CHICAGO — At the gloomy DLA Piper conference of real estate executives, Chicago billionaire Sam Zell blamed much of the turmoil on Wall Street on tough new real estate accounting rules that drained capital away from banks’ balance sheets.

“This entire crisis could be placed on the accounting system,” Zell told an audience of more than 1,000 assembled on Tuesday at the Four Seasons Hotel. He revealed that he called Treasury Secretary Henry Paulson early this year to ask him to suspend rules forcing banks and other institutions to write down the value of their real-estate mortgage assets — both residential and commercial — to reflect the latest valuations.

So-called mark-to-market accounting, required as part of the post-Enron reforms enacted by Congress, led “to a whirlpool of lower and lower marks,” Zell said. “Without mark-to-market fair value accounting, this crisis would never have reached this level. You took a big problem and made it into a gargantuan problem.”

Zell predicts that the U.S. will sink further into recession by early next year, but he suggests it will be a shallow downturn. “It’s not likely to be as catastrophic as people think,” he said. He expects residential construction to pick up again as the apartment sector is strained by demand. Equity Residential, the Chicago-based apartment REIT he controls, is experiencing 95% occupancy rates currently. “We could probably run at 97%,” he said. “But there are 1 million new households being created each year in this country. I don’t know where these people will live.”

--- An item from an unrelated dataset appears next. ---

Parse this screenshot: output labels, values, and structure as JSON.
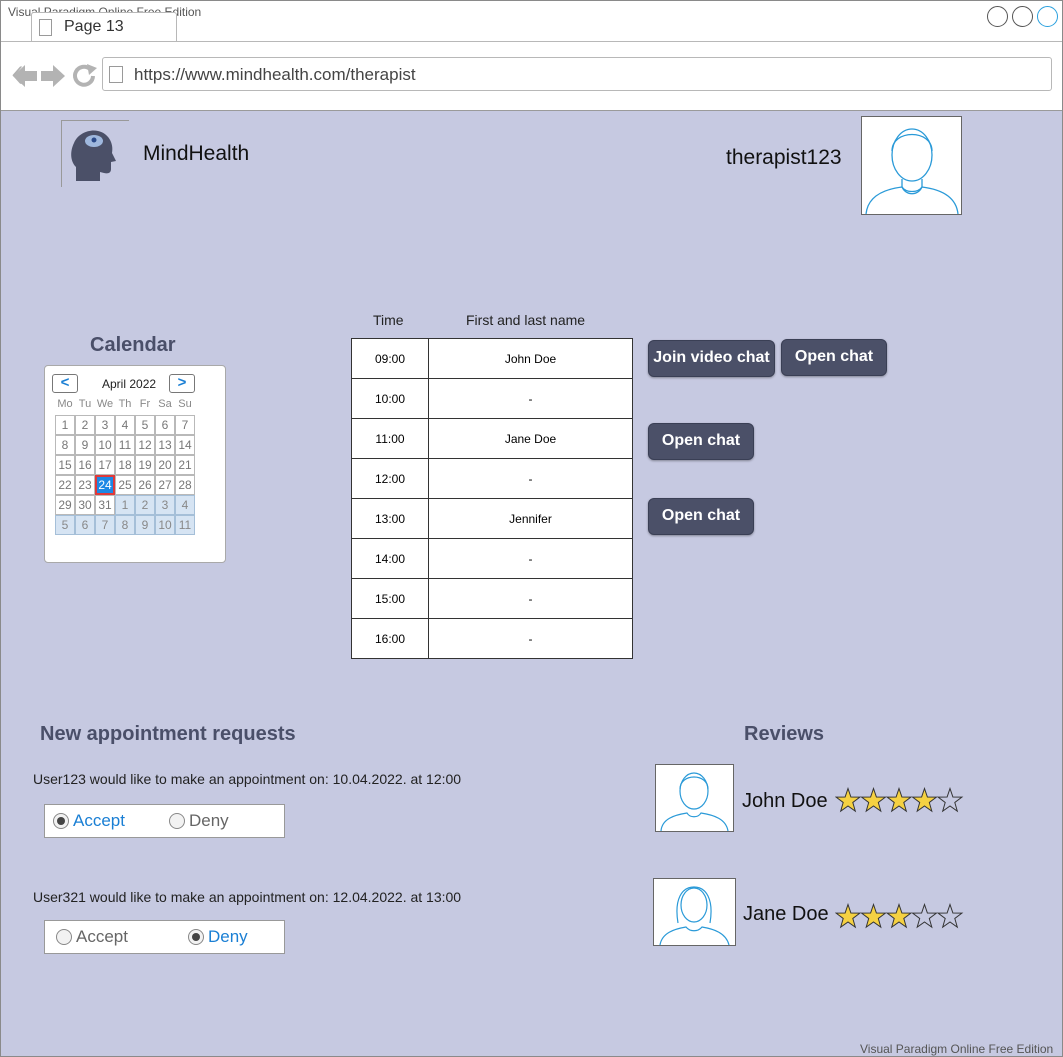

Similarly, Zell believes that the commercial real estate sector faces a cyclical upturn before long as demand begins to outrace supply. “Almost nothing [in new construction] has been committed since April [2007]. A lot has been deferred,” he said. He forecasts that the best-located Class-A buildings in major 24/7 central business districts will recover first. Office buildings erected in outer suburbs “on the assumption gas would be cheap” are likely to encounter trouble in finding tenants, he suggested.

No surprise, Zell also is predicting that the days of easy credit are likely to be over. When he sold his Equity Office Properties Trust to Blackstone Group two years ago for $39 billion, Zell recalled, Blackstone put up just $3 billion — or less than 10% — of its own money. “That’s absurd,” Zell said. Still, he observed, “There is no shortage of equity today” available to acquire commercial real estate assets. But he says that most of the investment in coming months is likely to be in AAA properties. “Second-tier assets for sale won’t have much prospect,” he asserted.

He concluded by saying that “we will have a slow recovery.” Meantime, he expects institutions to keep their current fund allocations in real estate relatively unchanged.

In a newly-released survey of 424 commercial real estate industry leaders, law firm DLA Piper found that nine out of 10 respondents described themselves as “bearish,” up from 68% a year ago and the most negative outlook since the survey started 14 years ago. Most executives don’t foresee recovery coming in 2009, but in 2010 or later. Some 62% said markets would not “stabilize” until 2010, while 22% don’t expect stabilization until 2011.The majority also don’t expect securitized lending to return to prior levels until 2010 or later.

“It’s easy to say you’re bearish,” said Jay Epstien, chairman of Piper’s U.S. real estate practice from his base in Washington, D.C. “But in fact a number of people in this industry have never seen a real down cycle in real estate. Many of them weren’t around for the S&L crisis in the early 1990s.”

When asked which industry sector is likely to be most attractive to investors in the next 12 months, some 50% of the survey respondents chose multifamily housing. Nearly 19% voted for downtown offices, followed by 12.5% picking industrial. Just 6% identified retail as an attractive opportunity.

Also, when asked which investors are most likely to be active in commercial real estate in the coming year, 51% predicted it would be foreign investors, followed by 26% choosing private equity and 11% choosing pension funds. Some two-thirds of respondents said John McCain would have a favorable impact on commercial real estate if elected. Just 30% thought the same of Barack Obama.